There is no clear answer to this problem. The United States does not have an official language, and even if it did, basic concerns of justice demand that everyone have linguistic access to courts. The costs and logistics prevent courts from reaching the ideal of full access, but that is not a reason to excuse courts from trying. No doubt, courts will find ways to address this problem, as more speakers of Mam, Quiché, and other languages gain experience and certification in translating. In the meantime, however, the lack of translators is leading to delayed and denied justice.
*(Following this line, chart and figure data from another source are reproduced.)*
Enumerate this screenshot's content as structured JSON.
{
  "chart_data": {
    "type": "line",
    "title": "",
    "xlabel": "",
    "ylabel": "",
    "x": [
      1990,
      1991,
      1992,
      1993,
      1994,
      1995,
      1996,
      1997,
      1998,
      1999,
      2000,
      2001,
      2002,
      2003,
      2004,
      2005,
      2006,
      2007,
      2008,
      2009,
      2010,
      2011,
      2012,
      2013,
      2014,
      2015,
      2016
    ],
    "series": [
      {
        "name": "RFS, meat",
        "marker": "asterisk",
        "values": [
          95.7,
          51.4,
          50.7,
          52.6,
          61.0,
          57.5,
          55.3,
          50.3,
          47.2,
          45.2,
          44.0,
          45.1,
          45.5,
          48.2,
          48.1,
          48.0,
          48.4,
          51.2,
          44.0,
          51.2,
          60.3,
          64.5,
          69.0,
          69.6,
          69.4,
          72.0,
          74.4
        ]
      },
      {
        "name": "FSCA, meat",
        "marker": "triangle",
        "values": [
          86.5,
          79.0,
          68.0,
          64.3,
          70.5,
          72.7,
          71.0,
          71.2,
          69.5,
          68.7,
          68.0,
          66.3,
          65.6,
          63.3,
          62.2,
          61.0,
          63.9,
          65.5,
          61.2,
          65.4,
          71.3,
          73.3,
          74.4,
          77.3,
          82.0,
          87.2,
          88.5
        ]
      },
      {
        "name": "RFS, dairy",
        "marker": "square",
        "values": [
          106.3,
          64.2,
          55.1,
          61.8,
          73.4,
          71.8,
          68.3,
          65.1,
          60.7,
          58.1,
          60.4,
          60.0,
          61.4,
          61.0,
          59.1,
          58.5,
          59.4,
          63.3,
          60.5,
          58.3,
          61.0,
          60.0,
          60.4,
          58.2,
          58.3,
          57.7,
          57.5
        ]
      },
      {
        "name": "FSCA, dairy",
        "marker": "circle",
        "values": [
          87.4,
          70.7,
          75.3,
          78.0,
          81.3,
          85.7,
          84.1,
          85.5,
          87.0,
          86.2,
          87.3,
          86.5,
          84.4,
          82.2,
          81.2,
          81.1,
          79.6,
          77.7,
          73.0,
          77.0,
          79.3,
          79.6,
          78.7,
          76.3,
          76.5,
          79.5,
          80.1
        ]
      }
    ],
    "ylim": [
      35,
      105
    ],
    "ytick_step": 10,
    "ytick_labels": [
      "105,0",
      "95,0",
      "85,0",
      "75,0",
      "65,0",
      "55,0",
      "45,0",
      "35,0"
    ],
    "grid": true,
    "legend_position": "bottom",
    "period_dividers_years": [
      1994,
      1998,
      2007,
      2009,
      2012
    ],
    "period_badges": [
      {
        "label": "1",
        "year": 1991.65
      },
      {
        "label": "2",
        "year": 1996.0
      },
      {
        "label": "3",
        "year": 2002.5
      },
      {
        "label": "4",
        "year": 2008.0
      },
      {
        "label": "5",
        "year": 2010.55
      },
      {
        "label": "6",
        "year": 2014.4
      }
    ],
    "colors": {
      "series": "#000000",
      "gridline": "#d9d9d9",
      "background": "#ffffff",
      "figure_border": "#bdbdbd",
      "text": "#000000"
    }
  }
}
Expansion of Provisional Unlawful Presence Waiver

On Friday, US Citizenship and Immigration Services announced a final regulation that expands the provisional unlawful presence waiver. This waiver is necessary for persons who have a qualifying relative in the United States (a spouse or a parent where the spouse or parent is a US citizen or a lawful permanent resident) but who cannot get a green card from within the United States. The most common reason that a green card is not available in the United States is because that person entered without inspection (e.g., by hiring a “coyote” to sneak into the US). However, the previous rule only benefited persons who had citizen family members. The new rule will expand the program to persons who have lawful permanent resident family members. The expansion does not (and by law cannot) eliminate the need for a trip outside of the US to get a valid visa and a valid entry. The expansion also takes away some certainty that was present in the prior program. Still, the expansion of the program to help the largest possible number of immigrants is a welcome change!.